While I agree with your sentiment that forward proxies can be very
dangerous, I think you are jumping the gun with your statement doubting they
have "any legitimate use today."

Here is a a real-world example that I use at my current job.  My employer
operates a series of websites that are hosted in servers all around the
country.  A couple of these servers are located in Canada and run a site
specifically geared towards Canadian customers.  As such, they have Canadian
IP addresses.  A while back we wanted to inform our Canadian customers who
visited our non-Canadian site that we have a site specifically for them.  We
easily accomplished this using the MaxMind geoIP database and could display
whatever information we wanted when we detected a Canadian IP.  The quickest
way to QA this was for us to setup a proxy (Squid, in this case) and point
our browsers at it.  The server was already locked down tight with iptables,
so all we had to do was open a (nonstandard) port to our specific gateway
and we were all set. Doing this we can now masquerade as a Canadian customer
and QA can make sure it works as planned.

Forward proxies can also be used as another layer of cache that can greatly
speed up web requests.

Hope that clears the air a little bit as I feel there are several good
examples where forward proxies can be useful.

Cheers,
Rich

Thank you.  I was wondering if anybody noticed the question at the end
of my post.  I am truly interested in the answer.

How would you have handled this if forward proxies did not exist?
Your answer was the forward proxy helped testing, not production.  QA
could test:
- using real Canadian addresses.
- using a network with specialized routing to fake Canadian and
non-Canadian addresses.
- faking the database response so specific addresses appear Canadian.
Did the production system require using a forward proxy?

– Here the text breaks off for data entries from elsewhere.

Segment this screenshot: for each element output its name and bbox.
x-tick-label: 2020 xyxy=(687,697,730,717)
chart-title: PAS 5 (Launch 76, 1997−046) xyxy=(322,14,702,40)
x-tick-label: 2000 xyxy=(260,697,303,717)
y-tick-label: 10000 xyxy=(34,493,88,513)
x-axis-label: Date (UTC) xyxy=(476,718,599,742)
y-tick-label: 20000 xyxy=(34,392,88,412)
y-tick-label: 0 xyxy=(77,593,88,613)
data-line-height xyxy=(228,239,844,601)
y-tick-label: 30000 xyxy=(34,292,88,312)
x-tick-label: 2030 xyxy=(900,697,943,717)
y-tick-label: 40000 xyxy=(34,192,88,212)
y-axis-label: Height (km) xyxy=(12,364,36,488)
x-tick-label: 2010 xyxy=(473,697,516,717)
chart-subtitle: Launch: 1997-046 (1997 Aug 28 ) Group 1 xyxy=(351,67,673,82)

I discourage using IP Addresses to determine geographical locations.
Slashdot recently had an article about the inaccuracies of the
databases.  (IIRC, an area of Arizona is listed as Canadian, which
might affect your system.)  I checked the IP Addresses of Web spam to
discover that recent submits were from:
- Moscow, Russia (or London, UK in one database)
- Taipei or Hsinchu, Taiwan
- Apache Junction, AZ.
Some databases place my IP Address in the next State south.  "Choose
your country" links are popular on the websites of global companies.
(I dislike websites that force the country choice before showing
anything useful.  If the website is .com, assume the visitor reads
English and provide links to other languages and country-specific
information.)

I believe cache does not depend on forward proxy.  Any Web server with
cache enabled should serve static pages from the cache without
configuring a proxy.  Specific scenarios with a front-end server
specifically for cache seem more likely to use a reverse proxy.  While
this is how a recent project for a major website handled cache, I do
not have good information about general practices.

Am I missing something?  Other ideas?

solprovider


Hi. Me again butting in, because I am confused again.
When users workstations within a company's local network have browsers configured to use an internal "http proxy" in order to access Internet HTTP servers, is this internal proxy system a "forward" or a "reverse" proxy ? I am not talking here about a generic IP Internet router doing NAT, I am talking specifically about a "web proxy". This HTTP proxy may also do NAT of course, but its main function I believe is to cache pages from external servers for the benefit of internal workstations, no ? If this is a forward proxy, then I do not understand the comment of Solprovider that seems to indicate that such things are obsolete and/or dangerous. At any rate, they are in use in most corporate networks I am aware of.